RIBA Award-winning practice Architecture 00 is another that has avoided working for corporate clients and that talks of its ethos. Central to this is a strong understanding of economics.
‘It is lazy and unprofessional to just do what you are asked to do,’ says co-founder Lynton Pepper.
‘It should not be beyond the wit of man to make a scheme that has social benefit and makes a profit. For example, with housing you could suggest releasing land in a different way and, including community assets, you can make it more profitable.’
However, Pepper says the firm has missed out on jobs because of its unwillingness to build for the sake of it. ‘We reason out requirements to build a building,’ he says. ‘So, for example, if a school’s corridors are too narrow, rather than build a new building you could just put half the school on a different timetable. If you don’t need to build a new building then what is the point?’ To mitigate against potential loss of earnings, Architecture 00 weighs its fees heavily towards the brief stage.
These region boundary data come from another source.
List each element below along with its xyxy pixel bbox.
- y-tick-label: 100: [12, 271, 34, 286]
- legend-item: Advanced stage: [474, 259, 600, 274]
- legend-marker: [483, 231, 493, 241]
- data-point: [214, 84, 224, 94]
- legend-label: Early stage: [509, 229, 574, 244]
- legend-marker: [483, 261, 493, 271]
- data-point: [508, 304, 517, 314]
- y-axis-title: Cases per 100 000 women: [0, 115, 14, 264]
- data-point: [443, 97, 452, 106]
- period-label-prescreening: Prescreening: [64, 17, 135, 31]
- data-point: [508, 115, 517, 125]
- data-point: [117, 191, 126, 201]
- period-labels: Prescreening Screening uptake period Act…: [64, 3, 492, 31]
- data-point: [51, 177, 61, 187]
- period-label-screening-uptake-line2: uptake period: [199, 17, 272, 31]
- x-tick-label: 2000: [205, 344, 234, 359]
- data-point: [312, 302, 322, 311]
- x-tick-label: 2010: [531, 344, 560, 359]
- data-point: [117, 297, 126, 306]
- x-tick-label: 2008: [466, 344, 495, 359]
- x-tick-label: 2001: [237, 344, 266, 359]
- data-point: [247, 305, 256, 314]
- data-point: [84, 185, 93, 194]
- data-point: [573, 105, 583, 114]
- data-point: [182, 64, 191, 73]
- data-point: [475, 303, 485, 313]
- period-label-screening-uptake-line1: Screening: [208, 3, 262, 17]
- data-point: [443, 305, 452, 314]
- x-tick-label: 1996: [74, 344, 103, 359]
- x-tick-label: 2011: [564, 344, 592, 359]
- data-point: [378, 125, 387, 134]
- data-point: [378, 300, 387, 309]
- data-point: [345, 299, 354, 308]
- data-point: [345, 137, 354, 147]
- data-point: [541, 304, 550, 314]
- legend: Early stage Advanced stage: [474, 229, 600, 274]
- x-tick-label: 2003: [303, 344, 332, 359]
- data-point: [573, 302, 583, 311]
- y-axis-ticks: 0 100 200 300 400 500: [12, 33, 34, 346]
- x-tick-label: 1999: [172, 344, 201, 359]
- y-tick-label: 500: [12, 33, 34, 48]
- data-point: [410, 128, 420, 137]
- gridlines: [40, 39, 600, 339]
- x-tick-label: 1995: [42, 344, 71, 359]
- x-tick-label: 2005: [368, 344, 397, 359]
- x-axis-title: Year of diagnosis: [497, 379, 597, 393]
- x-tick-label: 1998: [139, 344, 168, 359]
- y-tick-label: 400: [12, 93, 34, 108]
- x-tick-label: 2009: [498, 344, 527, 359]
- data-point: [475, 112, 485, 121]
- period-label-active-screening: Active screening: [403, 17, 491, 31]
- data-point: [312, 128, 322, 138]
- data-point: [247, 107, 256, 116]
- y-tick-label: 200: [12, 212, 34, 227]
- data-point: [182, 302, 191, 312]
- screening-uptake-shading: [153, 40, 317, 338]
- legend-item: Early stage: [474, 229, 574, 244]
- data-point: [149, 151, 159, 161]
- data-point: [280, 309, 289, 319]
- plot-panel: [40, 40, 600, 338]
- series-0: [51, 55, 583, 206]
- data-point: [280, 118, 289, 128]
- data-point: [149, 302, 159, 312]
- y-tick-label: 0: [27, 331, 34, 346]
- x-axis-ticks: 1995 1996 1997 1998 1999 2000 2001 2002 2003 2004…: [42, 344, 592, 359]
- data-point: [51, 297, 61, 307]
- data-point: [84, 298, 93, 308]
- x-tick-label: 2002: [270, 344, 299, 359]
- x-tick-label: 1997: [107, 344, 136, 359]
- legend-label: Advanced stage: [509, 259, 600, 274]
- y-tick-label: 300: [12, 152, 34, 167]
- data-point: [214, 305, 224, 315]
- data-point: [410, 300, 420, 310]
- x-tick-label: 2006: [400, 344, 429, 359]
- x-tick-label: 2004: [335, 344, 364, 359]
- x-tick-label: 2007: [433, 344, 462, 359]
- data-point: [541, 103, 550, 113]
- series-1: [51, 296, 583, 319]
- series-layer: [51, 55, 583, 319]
Anthony Engi Meacock, founding member of Assemble, agrees that understanding economics can hold the key to working ethically. ‘We are interested in exploring alternative economics,’ he says, pointing to the practice’s Turner Prize-nominated work with a Community Land Trust in Toxteth, Liverpool, aimed at regenerating a run-down part of the city. ‘It is regeneration from the ground up. We are trying to deliver what they need, whether it is what to do with the old housing stock or what the high street needs.’
Despite its collective approach, Assemble has a potent entrepreneurial streak. The practice has drummed up much of its work by approaching various funding bodies, such as the London Legacy Development Corporation. The Yardhouse – a low-cost workspace in Stratford, east London – was even part-funded by the practice itself. Though self-funding is not a sustainable business plan, it was undoubtedly useful in establishing Assemble’s values and has led to further work with like-minded clients.
‘Often we get involved in the business plan and that means we are working with people who are interested in thinking in a different way,’ Meacock says. ‘Real change needs to come from a higher level, but everyone needs to understand their moral obligations. To say that you will do the work just because otherwise someone else will feels very weak.’